Thirdly, through this process of building a living city from scratch, my students gained an incredible amount of understanding of the history of the city and the daily practices of its residents, but equally as important, they came to understand the limits of historical knowledge and the impossibility of ever truly knowing the past. In their attempts to conduct research on the ethnic composition of Denver at the turn of the twentieth century, students were disheartened to discover a significant lack of photographic and written evidence for the existence of non-white peoples outside the cold figures of the census rolls. This marginalization of non-whites was further hammered home by a greater understanding of the spatial orientation of the city, as students came to realize the amount of physical distance placed between the wealthy elites in the city center and the immigrant laborers relegated to the growing periphery. Additionally, despite that the majority of my students were Colorado natives with a high degree of familiarity with Denver, despite the fact that our archival materials were incredibly extensive, and despite the fact that our research focused on a period roughly a mere century ago, many students were shocked by how little we can actually know about city life during this period. Huge knowledge gaps exist on the appearance of physical structures, the design and utility of interior spaces, and the aforementioned social and cultural practices of many non-white community members. As David Lowenthal famously stated and my students came to discover, the past is a foreign country, not an easily discoverable body of comprehensive, objective data.

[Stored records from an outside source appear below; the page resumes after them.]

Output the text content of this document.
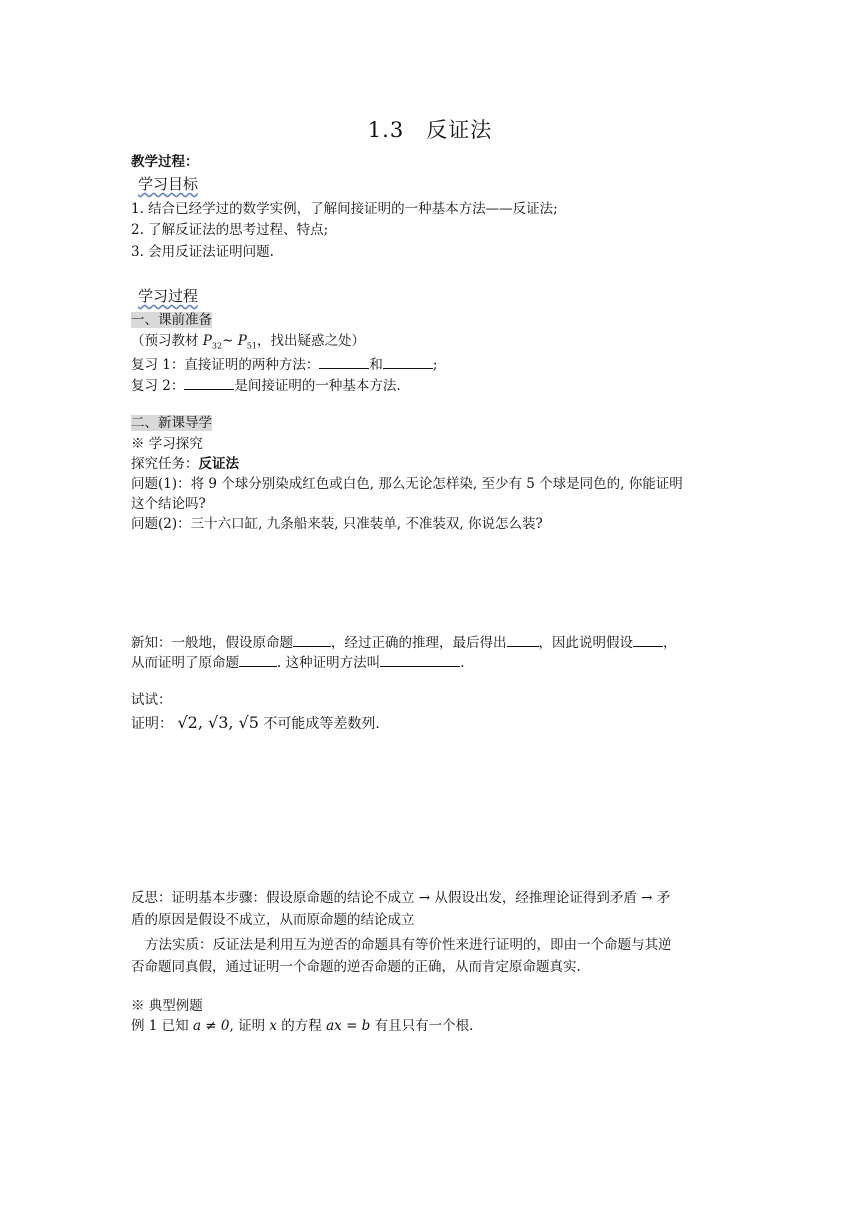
1.3　反证法
教学过程：
学习目标
1. 结合已经学过的数学实例，了解间接证明的一种基本方法——反证法;
2. 了解反证法的思考过程、特点;
3. 会用反证法证明问题.
学习过程
一、课前准备
（预习教材 $P_{32}\sim$ $P_{51}$，找出疑惑之处）
复习 1：直接证明的两种方法：	和	;
复习 2：	是间接证明的一种基本方法.
二、新课导学
※ 学习探究
探究任务：反证法
问题(1)：将 9 个球分别染成红色或白色, 那么无论怎样染, 至少有 5 个球是同色的, 你能证明
这个结论吗?
问题(2)：三十六口缸, 九条船来装, 只准装单, 不准装双, 你说怎么装?
新知：一般地，假设原命题	，经过正确的推理，最后得出 ，因此说明假设 ，
从而证明了原命题	. 这种证明方法叫	.
试试：
证明： √2, √3, √5 不可能成等差数列.
反思：证明基本步骤：假设原命题的结论不成立 → 从假设出发，经推理论证得到矛盾 → 矛
盾的原因是假设不成立，从而原命题的结论成立
方法实质：反证法是利用互为逆否的命题具有等价性来进行证明的，即由一个命题与其逆
否命题同真假，通过证明一个命题的逆否命题的正确，从而肯定原命题真实.
※ 典型例题
例 1 已知 a ≠ 0, 证明 x 的方程 ax = b 有且只有一个根.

Lastly, this kind of project-centered learning with a heavy emphasis on collaboration between students, archivists, and instructors to create an immersive and interactive means of exploring the past has been an amazing experience for everyone involved. A number of teachable and non-teachable skills were gained through the process of our project development, including leadership, problem-solving, locating and utilizing archival data, digital literacy, the practice of public history, and project planning. Looking to the future, the time-intensive nature of this kind of ambitious digital project requires far more than two semesters of labor to fully create the city of Denver at the dawn of the twentieth century, as we have currently completed streets and building exteriors for only around 40 blocks of the city. Our projected launch date for a living, fully completed version of historical Denver is currently the year 2020, but soon we will be releasing updated versions of the map on a regular basis to share it with libraries, schools, and the general public, allowing a unique opportunity for any interested parties to virtually immerse themselves within the living landscape of the city of Denver as it was over a century ago.
 Henri Lefebvre, The Production of Space, trans. Donald Nicholson-Smith (Oxford: Basil Blackwell, 1991), 321-323.
 David Lowenthal, The Past is a Foreign Country, New York: Cambridge University Press, 1999.